About Us

Welcome to our blog of our 2013 trip. We Have been camping since our honeymoon. Each summer we take a trip to a new part of our country. We try to stop at local fairs & festivals, take tours of manufacturing plants, do a little kayaking, and try to get an up close look at how people live! Join us! This Bog runs from our most recent post backwards. At the end of this year,I have left the past years blog. Double click on any picture to get a larger image. These are all low res versions. If you see one you really like, let me know and I'll send you a better image.

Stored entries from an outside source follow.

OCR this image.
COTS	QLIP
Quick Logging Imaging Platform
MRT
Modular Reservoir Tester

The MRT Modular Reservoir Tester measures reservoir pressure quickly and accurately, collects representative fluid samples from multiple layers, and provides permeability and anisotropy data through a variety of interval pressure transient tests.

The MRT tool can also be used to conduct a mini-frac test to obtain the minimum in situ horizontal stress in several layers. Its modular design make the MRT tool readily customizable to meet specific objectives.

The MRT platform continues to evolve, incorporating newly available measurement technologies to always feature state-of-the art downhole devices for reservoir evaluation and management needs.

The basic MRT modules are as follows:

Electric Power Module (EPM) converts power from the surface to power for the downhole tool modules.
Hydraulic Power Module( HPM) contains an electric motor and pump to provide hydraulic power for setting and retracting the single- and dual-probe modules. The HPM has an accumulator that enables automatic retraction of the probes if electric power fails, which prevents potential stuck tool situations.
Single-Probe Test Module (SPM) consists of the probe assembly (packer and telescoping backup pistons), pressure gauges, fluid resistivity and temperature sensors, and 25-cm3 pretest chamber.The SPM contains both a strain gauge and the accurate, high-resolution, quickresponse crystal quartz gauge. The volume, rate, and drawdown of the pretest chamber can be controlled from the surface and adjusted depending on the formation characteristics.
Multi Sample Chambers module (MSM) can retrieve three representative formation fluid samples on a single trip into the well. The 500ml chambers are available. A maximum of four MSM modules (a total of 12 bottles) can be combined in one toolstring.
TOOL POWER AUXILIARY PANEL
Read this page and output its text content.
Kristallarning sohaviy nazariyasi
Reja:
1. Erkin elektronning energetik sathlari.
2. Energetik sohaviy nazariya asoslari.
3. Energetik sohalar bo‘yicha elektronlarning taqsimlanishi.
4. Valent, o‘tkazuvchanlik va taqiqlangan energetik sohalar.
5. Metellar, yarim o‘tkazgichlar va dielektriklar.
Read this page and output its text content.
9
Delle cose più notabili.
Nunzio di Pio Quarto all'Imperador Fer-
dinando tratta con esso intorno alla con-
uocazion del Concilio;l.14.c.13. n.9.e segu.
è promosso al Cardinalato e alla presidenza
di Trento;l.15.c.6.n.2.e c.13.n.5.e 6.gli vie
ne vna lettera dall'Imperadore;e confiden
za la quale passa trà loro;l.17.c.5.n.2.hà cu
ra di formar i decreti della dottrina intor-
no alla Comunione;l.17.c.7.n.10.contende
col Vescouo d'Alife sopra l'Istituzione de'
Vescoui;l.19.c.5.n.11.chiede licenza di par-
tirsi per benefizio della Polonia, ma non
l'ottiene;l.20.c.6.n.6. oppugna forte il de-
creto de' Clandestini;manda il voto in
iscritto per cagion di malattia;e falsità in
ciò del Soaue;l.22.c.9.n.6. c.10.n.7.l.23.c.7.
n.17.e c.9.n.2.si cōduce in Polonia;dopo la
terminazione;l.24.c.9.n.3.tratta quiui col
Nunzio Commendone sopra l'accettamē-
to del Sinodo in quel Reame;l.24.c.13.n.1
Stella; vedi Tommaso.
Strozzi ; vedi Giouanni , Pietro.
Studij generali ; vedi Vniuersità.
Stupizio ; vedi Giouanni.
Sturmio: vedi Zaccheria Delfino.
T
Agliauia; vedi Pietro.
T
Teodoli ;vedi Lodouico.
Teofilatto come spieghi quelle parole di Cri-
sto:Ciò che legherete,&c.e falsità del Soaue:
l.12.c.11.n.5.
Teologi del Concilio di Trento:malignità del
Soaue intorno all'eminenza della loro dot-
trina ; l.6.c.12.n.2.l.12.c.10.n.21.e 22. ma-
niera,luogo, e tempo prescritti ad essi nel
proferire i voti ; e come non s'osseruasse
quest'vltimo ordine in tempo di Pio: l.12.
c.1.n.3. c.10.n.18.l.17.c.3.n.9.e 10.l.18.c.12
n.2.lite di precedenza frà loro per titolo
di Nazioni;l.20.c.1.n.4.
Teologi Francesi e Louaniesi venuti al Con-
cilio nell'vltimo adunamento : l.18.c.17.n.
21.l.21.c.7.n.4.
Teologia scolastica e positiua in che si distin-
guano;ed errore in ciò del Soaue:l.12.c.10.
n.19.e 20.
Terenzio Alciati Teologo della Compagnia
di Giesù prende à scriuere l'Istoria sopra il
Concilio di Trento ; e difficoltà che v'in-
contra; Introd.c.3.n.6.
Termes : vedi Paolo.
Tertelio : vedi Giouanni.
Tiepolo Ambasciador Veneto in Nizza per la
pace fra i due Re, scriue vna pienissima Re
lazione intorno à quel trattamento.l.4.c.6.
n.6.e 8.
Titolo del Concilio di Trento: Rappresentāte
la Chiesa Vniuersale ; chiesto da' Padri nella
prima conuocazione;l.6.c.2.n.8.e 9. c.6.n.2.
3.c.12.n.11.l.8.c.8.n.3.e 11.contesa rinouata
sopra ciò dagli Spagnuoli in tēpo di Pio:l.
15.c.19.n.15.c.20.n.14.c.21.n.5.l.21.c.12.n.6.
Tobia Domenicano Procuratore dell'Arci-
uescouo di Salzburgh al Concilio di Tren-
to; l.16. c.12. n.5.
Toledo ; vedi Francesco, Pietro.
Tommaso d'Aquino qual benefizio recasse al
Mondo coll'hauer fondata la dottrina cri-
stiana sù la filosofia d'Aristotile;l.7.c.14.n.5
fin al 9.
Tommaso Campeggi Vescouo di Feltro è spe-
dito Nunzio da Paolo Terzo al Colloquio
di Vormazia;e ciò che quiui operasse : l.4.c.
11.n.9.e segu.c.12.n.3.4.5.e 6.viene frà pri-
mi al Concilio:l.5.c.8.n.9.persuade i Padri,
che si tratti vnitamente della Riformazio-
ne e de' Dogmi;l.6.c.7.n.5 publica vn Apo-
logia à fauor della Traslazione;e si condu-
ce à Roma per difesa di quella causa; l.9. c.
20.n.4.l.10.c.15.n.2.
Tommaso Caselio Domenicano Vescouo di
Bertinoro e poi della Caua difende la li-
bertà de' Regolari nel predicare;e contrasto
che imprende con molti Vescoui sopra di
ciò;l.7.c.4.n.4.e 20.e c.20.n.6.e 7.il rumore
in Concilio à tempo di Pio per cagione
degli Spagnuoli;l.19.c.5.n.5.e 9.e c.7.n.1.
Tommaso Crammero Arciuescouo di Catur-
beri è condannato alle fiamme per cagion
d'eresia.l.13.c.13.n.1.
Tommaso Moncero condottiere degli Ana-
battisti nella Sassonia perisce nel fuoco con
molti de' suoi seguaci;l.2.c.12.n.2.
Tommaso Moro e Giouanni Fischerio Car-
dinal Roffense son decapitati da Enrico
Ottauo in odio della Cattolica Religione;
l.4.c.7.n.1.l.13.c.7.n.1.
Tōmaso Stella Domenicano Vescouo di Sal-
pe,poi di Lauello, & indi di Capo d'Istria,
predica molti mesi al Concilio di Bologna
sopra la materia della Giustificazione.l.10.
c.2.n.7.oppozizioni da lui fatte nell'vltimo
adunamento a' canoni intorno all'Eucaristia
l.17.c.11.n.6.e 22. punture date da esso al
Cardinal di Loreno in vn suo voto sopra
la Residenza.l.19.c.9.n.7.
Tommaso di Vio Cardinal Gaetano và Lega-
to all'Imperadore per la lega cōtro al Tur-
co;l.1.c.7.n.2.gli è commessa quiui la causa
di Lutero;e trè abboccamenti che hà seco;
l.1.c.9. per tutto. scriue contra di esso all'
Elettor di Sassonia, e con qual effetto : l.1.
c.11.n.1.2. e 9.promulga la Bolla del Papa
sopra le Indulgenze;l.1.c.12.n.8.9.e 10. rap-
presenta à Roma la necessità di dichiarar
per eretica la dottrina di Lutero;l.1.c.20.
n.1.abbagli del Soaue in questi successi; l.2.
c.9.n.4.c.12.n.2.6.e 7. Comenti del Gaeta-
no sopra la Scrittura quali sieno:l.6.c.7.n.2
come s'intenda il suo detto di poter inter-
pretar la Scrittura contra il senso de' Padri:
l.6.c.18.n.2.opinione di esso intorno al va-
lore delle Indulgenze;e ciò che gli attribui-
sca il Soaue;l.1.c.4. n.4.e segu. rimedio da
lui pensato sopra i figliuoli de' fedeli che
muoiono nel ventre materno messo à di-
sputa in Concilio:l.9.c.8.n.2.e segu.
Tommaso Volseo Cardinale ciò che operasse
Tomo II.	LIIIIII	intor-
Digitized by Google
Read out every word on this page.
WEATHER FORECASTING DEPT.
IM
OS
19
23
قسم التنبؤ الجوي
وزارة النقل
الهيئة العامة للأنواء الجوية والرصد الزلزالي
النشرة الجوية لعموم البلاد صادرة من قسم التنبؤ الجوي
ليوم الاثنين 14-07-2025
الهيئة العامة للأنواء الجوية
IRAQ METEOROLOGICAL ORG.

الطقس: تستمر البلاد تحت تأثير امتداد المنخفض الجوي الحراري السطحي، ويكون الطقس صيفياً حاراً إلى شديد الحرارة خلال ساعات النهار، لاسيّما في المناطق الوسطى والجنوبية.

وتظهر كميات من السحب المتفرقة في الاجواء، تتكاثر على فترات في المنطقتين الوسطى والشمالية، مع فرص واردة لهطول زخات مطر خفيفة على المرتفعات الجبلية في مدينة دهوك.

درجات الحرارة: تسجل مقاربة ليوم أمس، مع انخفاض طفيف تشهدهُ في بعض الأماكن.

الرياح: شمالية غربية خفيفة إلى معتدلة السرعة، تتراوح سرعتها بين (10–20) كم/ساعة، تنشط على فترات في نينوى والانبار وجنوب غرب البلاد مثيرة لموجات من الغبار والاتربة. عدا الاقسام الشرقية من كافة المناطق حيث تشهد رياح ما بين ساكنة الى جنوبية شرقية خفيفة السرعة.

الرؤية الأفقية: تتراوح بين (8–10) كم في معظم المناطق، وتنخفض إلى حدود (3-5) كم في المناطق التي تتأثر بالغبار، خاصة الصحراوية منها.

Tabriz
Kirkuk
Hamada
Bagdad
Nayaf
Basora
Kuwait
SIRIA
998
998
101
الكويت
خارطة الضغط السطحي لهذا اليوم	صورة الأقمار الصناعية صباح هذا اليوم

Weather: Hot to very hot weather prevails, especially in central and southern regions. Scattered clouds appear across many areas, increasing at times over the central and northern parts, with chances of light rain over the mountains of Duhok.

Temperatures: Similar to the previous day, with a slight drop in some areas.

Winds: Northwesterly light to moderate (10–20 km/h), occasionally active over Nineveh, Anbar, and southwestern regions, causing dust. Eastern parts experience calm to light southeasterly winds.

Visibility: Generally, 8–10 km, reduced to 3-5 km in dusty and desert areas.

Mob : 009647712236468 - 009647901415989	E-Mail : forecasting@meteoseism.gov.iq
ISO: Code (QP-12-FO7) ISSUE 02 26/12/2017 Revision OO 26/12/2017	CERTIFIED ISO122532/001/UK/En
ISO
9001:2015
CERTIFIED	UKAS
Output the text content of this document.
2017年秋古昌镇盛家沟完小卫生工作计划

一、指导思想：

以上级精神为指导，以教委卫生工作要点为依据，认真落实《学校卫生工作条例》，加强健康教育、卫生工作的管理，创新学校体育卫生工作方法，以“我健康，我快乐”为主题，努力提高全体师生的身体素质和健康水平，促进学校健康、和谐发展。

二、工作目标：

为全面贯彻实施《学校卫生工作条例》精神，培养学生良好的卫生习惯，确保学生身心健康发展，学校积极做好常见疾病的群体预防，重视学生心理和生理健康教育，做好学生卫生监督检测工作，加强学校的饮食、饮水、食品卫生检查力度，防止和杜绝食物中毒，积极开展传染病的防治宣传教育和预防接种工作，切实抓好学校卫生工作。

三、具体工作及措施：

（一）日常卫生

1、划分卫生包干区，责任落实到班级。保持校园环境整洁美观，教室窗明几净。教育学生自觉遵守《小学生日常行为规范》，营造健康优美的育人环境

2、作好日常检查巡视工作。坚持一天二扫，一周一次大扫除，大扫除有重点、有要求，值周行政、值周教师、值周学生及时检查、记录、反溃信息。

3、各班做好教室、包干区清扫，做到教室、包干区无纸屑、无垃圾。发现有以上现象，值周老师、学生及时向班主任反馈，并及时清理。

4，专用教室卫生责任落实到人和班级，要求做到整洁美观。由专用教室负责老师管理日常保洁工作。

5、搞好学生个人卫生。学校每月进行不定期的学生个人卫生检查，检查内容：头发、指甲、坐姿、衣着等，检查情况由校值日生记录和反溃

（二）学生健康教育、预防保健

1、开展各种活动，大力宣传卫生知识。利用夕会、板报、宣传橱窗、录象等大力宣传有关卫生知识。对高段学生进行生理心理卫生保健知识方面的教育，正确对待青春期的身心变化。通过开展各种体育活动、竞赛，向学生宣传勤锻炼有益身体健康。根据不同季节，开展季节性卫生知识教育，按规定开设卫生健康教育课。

Liz & Bruce on the way to Minnesota, last year

Wednesday, July 11, 2012

July 10


On Tuesday, we decided to run over to Austin to visit the Spam Museum. George Hormel was a German immigrant who started a meat packing company in 1891. He was quite forward thinking for a meat packer, an industry where making sausage was actually creating  a new “product”. His son Jay C. had more marketing interest, and Hormel grew and prospered through the Depression. Hormel was the first meat packer to offer a year around wage package, giving workers knowledge that they would have a steady income for the year. One of his innovations was Hormel “Dairy” brand canned meats. Dairy, because Hormel’s Hogs came from southern MN where the farmers fed their stock better quality feed which reportedly included milk.
When Jay came up with the idea of a canned, spiced, pork shoulder and ham lunchmeat, he held a contest in town to name it, and Spam was chosen. WWll came, & Spam production was diverted to feed the troops overseas. The methods and the recipe was given by our govt. to other canners who produced supposedly the same product. So the Spam our soldiers complained about, was not always Hormel’s product! Regardless of the complaints, there was always a supply of Spam for the soldier, a great source of protein. After the war, Jay hired BBDO, the big NY ad agency to promote Hormel’s products. He launched the “Hormel Girls”, and began radio advertising on Geo. Burns and Gracie Allen’s show.
The museum offered a self-guided, tongue in cheek, humorous walk through the Hormel family, as well as the company’s history, heavy on the Spam. Geo. walked away from the company he founded and moved to Bel-Air CA, mostly for health reasons before the war . He and his wife wanted to do something for the young women of Austin, so they gave their fine home to the YWCA, who used it for years. When it became impossible to continue use for that purpose due to laws and regulations, the YWCA gave it back to the town for restoration.




The home is in fine condition, and to tour it is to tour my grandmother’s home. This house was built in 1871, remodeled in 1927 after the Hormel’s bought it, and was used by Geo. and his wife to entertain guests, both business and social. They regularly held shareholder meetings there! The house was very relaxed. We were encouraged to wander around at our leisure and pickup and handle most of the furnishings. They added a conference/reception center on the back of the house in 2009, which helps to support the operation of the house, and keep it open. Altogether a neat experience.